The networked-audio selection includes its first products with built-in Wi-Fi to stream music and photos from a PC and to access Internet radio, including the subscription-based Rhapsody service, without using a PC. The Wi-Fi products, which incorporate 802.11b/g, include two A/V receivers the S52 one-piece tabletop “network-music system” with HD Radio and integrated iPod dock and a combination iPod dock/network client that connects an iPod to any A/V system and networks the A/V system with a PC.
Three networked-audio products with wired Ethernet port include anA/V receiver, an iPod dock/network client and a one-piece networked music system.
All the new AV receiver models incorporate connectivity to an optional iPod dock and feature an XM-ready port. All models also feature HDMI 1.3a connectivity, even if used only for switching high-definition video signals up to 1080p resolution, the company said.
In other enhancements, the company is offering HD Radio for the first time. The technology appears in two new high end receivers and the S52 one-piece networked music system, which also features slot-load CD, USB connectivity and XM-ready port. In addition, all AV receivers upscale video to 1080p, and all networked products support more compressed audio than the company’s previous networked devices. The networked devices are also the company’s first to support JPEG streaming.
When it ships later this year the Blu-ray player will be the industry’s first with HDMI 1.3a outputs, which transfer all BD disc surround formats in native form via HDMI for decoding by compatible A/V receivers. Although all of Denon’s new AV receivers feature 1.3a, only six of the receivers incorporate decoders for all standard and optional surround codecs approved for BD and HD DVD discs. The other AV receivers incorporate Dolby Digital and DTS 5.1 and 6.1 decoders and 7.1-channel PCM.

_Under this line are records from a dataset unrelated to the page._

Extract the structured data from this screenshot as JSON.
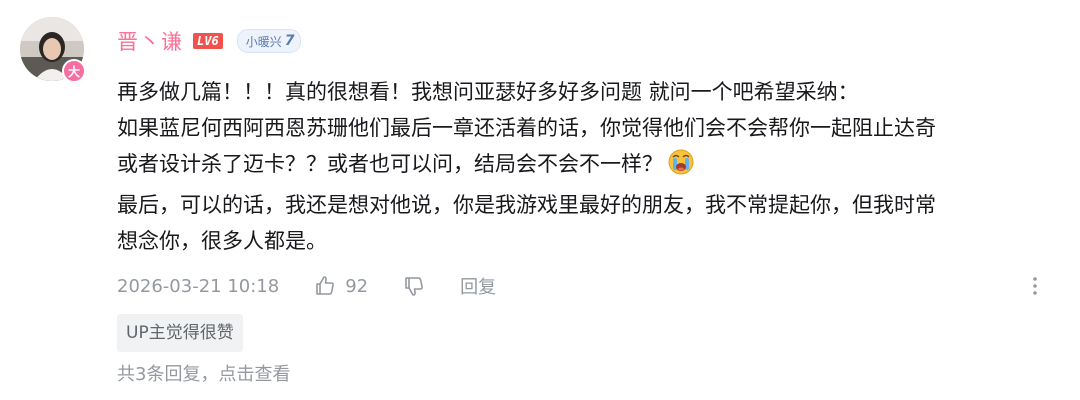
{
  "comment": {
    "user": {
      "name": "晋丶谦",
      "level": "LV6",
      "fan_badge": {
        "name": "小暖兴",
        "level": "7"
      },
      "avatar_badge": "大"
    },
    "content_lines": [
      "再多做几篇！！！真的很想看！我想问亚瑟好多好多问题 就问一个吧希望采纳：",
      "如果蓝尼何西阿西恩苏珊他们最后一章还活着的话，你觉得他们会不会帮你一起阻止达奇",
      "或者设计杀了迈卡？？或者也可以问，结局会不会不一样？",
      "最后，可以的话，我还是想对他说，你是我游戏里最好的朋友，我不常提起你，但我时常",
      "想念你，很多人都是。"
    ],
    "timestamp": "2026-03-21 10:18",
    "like_count": "92",
    "reply_label": "回复",
    "up_tag": "UP主觉得很赞",
    "view_replies": "共3条回复，点击查看"
  },
  "icons": {
    "like": "thumbs-up-icon",
    "dislike": "thumbs-down-icon",
    "more": "more-vertical-icon",
    "emoji": "crying-emoji-icon"
  },
  "colors": {
    "username": "#fb7299",
    "level_badge": "#f0524e",
    "meta_text": "#9499a0",
    "body_text": "#18191c"
  }
}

The BD player, which doesn’t play DVD-Audio or SACD discs, incorporates decoders for all Blu-ray surround formats, and it will be the industry’s first Version 1, Profile 1.1 BD-ROM player. This Blu-ray iteration enables picture-in-picture playback of a separate audio and video program for interactivity. On this player, the separate program must be downloaded by a PC and transferred to an SD Card. The player doesn’t incorporate an Ethernet port to play back the separate A/V stream directly from the Internet.
The BD player will also be the first BD player, or HD DVD player for that matter, to use Realta’s HQV processing, the company said.
At the upcoming CEDIA Expo in September, the brand will launch its first audio separates in years and first dedicated custom-install products, consisting of a 12-channel amp, video scaler, and a multizone dual tuner. Samples of the products were on display. In 2008, the company plans to expand its Wi-Fi selection, and in 2009, it will offer products that stream video.
In other announcements, Denon said it improved ease of use by adding a simpler GUI to its top-end AV receivers, simplifying the jack packs in back of its receivers, and rewriting all user manuals, adding a quick start guide.